According to him, the tariffs recently released by HCPAN to Health Management Organisations (HMOs) is the ‘Minimum’ acceptable to HCPAN across the country.
“HCPAN Annual General Meeting held in 2020 released the reviewed tariffs, and they were matured for implementation,” Arigbabuwo said.
He said that for fairness and to allow the HMOs further grace to renegotiate with their corporate clients, a one-year grace was given till Dec. 7, 2021.
According to him, a need for periodic review of the tariffs will be conducted, considering the unpredictable current trends of increased costs of healthcare goods and services in the country.
“A clarion call was recently made as an open letter to the Minister of Health, that it was important to do an immediate review on the astronomical rise in the cost of healthcare goods.

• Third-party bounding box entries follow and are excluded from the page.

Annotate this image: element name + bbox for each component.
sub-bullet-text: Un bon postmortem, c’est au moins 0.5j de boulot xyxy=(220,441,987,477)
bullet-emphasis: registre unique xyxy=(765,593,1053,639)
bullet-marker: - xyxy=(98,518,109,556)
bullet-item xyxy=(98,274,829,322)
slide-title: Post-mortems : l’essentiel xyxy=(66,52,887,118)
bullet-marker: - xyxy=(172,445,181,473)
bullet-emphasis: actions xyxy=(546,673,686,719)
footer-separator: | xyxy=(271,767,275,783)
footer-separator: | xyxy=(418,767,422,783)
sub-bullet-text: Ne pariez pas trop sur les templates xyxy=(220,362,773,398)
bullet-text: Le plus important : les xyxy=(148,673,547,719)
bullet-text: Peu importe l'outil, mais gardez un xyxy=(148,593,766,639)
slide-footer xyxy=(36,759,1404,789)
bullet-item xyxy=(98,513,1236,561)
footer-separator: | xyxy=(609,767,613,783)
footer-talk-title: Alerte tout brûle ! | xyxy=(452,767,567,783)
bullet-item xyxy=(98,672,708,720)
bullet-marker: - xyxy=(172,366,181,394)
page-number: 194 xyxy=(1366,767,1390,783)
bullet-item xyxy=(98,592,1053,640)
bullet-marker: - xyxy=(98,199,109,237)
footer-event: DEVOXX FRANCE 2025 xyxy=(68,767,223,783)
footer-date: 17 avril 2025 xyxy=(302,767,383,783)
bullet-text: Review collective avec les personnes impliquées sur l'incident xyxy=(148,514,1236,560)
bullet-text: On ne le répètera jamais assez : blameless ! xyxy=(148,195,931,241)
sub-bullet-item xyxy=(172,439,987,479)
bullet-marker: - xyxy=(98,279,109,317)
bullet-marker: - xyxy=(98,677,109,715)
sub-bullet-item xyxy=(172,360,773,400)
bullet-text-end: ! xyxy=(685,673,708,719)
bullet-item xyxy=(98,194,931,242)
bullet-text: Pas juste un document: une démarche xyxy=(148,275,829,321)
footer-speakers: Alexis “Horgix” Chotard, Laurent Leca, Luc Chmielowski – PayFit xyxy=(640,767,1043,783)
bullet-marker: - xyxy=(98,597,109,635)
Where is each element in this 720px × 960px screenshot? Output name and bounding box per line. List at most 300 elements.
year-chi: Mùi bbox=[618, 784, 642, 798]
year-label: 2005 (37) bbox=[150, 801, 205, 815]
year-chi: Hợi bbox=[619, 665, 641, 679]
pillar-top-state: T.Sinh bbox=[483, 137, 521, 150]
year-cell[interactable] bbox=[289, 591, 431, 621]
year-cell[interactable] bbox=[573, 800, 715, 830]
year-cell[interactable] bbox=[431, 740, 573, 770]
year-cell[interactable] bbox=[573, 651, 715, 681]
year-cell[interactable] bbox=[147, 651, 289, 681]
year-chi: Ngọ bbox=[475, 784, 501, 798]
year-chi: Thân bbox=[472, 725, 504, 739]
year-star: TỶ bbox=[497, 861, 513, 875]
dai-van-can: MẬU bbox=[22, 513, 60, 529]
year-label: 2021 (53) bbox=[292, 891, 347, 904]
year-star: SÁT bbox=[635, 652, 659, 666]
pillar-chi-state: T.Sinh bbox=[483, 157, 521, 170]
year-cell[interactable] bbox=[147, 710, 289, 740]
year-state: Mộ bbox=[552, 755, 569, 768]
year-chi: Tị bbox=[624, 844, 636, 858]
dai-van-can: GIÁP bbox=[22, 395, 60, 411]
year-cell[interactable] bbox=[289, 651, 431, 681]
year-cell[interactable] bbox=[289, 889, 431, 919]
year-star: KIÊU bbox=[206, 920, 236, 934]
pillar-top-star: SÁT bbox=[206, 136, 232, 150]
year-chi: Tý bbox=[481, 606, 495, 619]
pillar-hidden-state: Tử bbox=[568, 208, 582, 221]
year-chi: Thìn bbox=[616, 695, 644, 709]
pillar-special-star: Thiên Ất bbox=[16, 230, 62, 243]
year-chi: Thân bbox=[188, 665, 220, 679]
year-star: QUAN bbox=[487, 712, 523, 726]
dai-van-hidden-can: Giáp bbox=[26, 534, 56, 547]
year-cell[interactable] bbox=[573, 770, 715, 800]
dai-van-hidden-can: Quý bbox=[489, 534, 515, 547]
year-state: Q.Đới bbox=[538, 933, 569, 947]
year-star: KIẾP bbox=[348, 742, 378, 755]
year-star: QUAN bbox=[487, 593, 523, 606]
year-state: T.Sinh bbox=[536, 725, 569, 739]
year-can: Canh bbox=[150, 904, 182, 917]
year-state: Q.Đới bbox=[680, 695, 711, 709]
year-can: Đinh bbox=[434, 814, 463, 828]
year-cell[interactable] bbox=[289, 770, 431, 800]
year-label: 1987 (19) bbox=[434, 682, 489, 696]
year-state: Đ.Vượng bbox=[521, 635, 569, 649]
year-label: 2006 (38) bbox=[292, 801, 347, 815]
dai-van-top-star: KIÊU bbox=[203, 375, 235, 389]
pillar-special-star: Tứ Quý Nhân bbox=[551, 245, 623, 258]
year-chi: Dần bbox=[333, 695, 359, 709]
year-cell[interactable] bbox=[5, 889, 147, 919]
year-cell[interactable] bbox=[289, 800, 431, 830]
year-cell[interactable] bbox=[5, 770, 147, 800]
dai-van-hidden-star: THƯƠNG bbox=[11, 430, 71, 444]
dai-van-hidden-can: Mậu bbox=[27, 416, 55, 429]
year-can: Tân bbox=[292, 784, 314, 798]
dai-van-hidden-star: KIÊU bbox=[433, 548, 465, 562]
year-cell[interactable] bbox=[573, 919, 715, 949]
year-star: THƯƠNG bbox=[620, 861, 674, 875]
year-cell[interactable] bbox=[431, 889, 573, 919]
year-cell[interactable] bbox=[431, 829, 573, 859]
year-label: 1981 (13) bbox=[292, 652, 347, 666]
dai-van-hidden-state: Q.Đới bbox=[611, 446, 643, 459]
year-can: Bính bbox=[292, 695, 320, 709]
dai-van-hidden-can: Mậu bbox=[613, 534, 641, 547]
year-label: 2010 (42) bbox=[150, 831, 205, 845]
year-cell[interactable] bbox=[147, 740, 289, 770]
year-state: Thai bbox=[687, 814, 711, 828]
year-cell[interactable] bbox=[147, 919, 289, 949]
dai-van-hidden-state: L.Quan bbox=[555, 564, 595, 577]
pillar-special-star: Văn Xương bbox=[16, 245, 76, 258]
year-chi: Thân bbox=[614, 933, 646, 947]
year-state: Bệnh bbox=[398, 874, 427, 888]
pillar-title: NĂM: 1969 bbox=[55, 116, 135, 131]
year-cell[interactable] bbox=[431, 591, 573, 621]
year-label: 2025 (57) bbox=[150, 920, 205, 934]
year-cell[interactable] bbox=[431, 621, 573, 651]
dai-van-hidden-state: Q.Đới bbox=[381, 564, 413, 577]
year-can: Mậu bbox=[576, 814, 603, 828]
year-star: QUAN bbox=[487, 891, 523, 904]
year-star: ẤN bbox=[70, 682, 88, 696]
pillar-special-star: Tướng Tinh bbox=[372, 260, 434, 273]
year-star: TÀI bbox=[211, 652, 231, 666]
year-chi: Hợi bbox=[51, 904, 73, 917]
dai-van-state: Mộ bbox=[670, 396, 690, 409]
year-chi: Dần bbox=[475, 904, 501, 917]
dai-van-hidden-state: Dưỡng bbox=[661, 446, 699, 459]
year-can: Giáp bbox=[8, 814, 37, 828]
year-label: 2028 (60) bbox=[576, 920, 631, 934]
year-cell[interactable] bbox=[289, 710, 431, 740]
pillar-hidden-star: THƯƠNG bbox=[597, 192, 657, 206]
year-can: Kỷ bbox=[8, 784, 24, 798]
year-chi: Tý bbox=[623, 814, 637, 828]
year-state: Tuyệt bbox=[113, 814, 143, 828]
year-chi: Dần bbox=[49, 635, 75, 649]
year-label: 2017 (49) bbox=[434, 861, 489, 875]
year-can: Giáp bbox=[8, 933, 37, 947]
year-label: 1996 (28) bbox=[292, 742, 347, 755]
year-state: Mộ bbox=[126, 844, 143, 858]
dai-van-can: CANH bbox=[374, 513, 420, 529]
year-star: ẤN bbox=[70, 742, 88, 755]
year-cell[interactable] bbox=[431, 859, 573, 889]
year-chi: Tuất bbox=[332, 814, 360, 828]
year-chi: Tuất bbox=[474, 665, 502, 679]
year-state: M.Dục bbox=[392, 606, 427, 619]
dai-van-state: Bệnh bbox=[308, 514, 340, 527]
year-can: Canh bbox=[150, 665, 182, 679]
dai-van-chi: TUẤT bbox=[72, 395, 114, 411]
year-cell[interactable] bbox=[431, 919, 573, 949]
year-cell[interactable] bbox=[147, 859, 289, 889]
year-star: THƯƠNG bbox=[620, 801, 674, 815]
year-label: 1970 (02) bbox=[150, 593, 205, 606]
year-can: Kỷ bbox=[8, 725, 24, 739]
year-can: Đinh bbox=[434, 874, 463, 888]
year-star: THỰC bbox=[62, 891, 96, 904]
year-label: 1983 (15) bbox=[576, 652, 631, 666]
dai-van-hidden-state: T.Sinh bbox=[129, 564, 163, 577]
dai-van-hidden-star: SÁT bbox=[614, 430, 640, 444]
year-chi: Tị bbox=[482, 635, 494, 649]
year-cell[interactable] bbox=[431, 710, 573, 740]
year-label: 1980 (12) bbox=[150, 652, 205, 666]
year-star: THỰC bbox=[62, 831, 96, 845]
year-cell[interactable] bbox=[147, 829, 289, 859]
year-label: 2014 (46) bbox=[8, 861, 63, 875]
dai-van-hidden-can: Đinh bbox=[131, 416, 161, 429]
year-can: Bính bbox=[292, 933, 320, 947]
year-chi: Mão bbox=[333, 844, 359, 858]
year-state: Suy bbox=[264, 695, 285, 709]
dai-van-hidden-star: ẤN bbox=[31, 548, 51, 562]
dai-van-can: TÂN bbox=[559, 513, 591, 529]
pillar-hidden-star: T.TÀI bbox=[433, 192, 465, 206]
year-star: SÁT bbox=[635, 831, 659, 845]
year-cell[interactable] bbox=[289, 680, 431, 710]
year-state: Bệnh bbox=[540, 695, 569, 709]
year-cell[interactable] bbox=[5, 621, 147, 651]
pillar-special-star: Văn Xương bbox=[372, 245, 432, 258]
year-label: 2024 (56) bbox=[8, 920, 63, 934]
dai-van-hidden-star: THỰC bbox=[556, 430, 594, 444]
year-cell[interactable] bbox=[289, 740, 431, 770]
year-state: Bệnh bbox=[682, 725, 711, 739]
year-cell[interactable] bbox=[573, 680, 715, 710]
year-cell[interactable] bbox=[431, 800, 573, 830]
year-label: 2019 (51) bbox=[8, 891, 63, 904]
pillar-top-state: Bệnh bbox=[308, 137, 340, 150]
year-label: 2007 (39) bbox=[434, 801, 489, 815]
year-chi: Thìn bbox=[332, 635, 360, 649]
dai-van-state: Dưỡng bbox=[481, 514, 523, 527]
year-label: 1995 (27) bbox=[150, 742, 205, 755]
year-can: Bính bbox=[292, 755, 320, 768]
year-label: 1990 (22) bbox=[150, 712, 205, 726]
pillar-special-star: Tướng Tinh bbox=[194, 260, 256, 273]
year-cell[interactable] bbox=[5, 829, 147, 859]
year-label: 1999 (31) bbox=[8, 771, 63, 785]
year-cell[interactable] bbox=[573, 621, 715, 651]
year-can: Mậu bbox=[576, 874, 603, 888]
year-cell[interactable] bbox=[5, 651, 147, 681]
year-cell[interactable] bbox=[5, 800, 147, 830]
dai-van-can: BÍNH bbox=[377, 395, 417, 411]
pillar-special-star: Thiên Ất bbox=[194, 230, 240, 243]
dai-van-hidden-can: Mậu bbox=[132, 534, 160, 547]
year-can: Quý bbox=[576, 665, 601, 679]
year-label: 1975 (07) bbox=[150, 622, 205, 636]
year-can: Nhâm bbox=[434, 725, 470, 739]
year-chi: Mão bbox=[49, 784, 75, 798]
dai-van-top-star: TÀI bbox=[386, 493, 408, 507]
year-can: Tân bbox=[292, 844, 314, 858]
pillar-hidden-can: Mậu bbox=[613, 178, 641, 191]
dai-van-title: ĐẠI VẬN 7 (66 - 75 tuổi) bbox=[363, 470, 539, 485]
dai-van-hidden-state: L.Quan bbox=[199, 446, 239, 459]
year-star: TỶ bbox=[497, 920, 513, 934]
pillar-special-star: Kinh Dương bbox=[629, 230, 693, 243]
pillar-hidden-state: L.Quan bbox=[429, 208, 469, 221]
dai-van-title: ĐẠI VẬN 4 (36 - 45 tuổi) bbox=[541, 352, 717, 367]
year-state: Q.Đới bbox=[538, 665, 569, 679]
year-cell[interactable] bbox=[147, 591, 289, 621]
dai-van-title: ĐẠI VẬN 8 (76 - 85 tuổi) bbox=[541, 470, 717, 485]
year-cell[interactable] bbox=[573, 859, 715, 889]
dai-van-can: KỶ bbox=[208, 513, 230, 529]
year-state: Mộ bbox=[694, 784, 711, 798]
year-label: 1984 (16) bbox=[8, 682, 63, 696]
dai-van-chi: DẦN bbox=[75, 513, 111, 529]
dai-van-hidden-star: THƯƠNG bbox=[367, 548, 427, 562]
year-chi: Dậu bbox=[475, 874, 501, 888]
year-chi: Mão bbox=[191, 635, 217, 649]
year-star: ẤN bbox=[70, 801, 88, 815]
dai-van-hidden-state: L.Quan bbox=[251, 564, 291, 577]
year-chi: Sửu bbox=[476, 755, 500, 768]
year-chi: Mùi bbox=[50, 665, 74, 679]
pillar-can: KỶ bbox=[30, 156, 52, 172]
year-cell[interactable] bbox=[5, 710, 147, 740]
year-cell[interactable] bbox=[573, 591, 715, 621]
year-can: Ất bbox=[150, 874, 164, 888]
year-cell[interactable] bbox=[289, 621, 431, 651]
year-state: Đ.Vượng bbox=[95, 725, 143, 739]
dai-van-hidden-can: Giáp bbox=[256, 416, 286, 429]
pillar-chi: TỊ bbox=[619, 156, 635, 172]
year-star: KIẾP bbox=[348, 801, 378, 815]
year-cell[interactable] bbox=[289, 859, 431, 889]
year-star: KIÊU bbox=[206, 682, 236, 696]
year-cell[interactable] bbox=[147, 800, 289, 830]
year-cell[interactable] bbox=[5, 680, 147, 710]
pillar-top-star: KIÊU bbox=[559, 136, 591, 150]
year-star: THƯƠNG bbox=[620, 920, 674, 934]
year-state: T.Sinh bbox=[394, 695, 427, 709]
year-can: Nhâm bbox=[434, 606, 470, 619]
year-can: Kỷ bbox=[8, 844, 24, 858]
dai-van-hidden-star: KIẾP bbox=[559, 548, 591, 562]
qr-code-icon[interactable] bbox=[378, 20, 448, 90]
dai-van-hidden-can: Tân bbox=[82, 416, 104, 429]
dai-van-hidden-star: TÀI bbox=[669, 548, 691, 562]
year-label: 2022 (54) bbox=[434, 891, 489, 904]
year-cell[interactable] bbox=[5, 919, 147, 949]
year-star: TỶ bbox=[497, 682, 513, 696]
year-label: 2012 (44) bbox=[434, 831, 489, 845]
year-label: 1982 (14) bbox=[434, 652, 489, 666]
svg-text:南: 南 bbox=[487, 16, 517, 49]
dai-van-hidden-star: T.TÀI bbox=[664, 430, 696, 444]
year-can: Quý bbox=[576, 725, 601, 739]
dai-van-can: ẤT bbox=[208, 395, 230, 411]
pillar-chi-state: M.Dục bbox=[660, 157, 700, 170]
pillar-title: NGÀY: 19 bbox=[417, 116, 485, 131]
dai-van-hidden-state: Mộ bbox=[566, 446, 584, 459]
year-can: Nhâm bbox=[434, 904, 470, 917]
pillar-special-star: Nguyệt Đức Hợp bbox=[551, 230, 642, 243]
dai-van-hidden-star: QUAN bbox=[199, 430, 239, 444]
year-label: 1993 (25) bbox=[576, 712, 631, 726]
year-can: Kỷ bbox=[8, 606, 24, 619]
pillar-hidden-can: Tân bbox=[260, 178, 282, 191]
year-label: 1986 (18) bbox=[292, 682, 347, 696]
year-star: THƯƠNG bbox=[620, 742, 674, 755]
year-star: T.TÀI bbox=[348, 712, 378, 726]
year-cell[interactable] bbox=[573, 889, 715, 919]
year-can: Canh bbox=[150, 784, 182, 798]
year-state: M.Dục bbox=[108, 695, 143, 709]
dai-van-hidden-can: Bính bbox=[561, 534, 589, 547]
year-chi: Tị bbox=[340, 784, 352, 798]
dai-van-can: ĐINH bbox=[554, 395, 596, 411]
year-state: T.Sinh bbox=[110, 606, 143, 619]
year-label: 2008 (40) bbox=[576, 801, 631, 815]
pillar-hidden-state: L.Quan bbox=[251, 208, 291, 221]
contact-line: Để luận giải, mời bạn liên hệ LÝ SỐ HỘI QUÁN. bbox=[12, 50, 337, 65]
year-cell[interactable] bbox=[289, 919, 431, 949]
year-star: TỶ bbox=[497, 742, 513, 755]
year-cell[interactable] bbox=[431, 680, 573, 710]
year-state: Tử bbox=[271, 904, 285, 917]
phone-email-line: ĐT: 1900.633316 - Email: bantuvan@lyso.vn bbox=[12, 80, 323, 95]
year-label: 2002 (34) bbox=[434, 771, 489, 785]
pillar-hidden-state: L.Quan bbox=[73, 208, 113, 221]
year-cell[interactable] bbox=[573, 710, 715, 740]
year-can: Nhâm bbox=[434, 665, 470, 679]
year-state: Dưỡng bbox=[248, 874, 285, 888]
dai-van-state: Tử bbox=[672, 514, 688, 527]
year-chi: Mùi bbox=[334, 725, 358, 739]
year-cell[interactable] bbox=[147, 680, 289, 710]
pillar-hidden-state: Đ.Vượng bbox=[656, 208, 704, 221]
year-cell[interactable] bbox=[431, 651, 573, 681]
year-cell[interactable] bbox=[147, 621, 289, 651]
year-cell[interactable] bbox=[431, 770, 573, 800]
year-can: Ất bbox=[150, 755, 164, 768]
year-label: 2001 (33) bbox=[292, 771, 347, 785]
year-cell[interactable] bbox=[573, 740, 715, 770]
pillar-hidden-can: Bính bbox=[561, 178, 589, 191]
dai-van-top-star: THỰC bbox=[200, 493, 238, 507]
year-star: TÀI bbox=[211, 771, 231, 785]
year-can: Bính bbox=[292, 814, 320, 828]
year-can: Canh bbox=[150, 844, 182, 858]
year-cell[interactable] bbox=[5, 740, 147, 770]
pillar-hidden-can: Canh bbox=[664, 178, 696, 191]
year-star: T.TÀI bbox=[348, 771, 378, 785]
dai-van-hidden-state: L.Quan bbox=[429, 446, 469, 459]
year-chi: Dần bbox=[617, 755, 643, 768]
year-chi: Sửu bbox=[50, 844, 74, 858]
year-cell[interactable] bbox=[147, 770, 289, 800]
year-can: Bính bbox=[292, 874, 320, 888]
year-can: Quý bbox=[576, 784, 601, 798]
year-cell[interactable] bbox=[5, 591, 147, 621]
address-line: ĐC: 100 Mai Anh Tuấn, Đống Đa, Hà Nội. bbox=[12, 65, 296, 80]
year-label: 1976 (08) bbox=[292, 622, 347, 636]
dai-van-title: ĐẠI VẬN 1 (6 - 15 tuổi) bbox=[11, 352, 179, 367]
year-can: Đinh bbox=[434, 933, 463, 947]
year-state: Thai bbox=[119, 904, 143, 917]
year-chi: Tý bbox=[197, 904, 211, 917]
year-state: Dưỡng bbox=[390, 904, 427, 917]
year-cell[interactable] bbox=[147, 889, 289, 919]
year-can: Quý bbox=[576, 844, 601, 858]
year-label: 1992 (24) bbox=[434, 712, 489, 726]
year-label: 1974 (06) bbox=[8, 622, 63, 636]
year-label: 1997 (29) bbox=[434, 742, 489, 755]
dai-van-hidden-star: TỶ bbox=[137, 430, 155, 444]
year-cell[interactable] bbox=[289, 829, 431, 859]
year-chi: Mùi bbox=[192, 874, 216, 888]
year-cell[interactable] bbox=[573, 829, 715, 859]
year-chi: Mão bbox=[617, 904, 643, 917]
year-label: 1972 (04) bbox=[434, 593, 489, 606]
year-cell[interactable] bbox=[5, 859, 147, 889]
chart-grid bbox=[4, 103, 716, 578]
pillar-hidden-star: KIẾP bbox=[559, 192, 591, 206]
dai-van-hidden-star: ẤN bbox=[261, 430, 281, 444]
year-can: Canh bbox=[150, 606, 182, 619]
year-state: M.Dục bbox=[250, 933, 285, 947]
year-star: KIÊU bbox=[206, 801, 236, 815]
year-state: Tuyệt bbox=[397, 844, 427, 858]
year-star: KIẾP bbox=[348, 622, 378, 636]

“For example, intravenous infusions are being bought for between N650 and N800, while most HMOs will reimburse the provider facilities with between N250 and N350.
“Ditto with a lot of drugs and medicines too numerous to number or cite,” Arigbabuwo said.
He said that private healthcare provider facilities had remained the greatest and heaviest cross bearers of the private healthcare insurance across the country.
Arigbabuwo said that HMOs should see the intention and purposes of HCPAN as a product of fairness in good faith to keep the health insurance initiatives in Nigeria afloat.
According to him, health insurance remains the international best practice in healthcare financing, noting that 76.6 per cent of total healthcare financing still remains out-of-pocket payments in Nigeria.
Arigbabuwo complained that some HMOs owed providers debts in excess of 30 days, saying that henceforth, such HMOs would pay the debt with cumulative interest.
Also, Dr Raymond Kuti, the National President, Guild of Medical Directors (GMD), said that HCPAN was committed to giving quality healthcare to Nigerians.
Kuti said that quality healthcare was not cheap, thus the need to review tariffs to be commensurate with the care.
Commenting, Dr Iyke Odo, the National President, Association of Nigeria Private Medical Practitioners (ANPMP), said that HCPAN wants appropriate pricing of healthcare services.
Odo said that HCPAN members took an oath to protect lives and would not be party to “slaverish healthcare provisions to Nigerians”.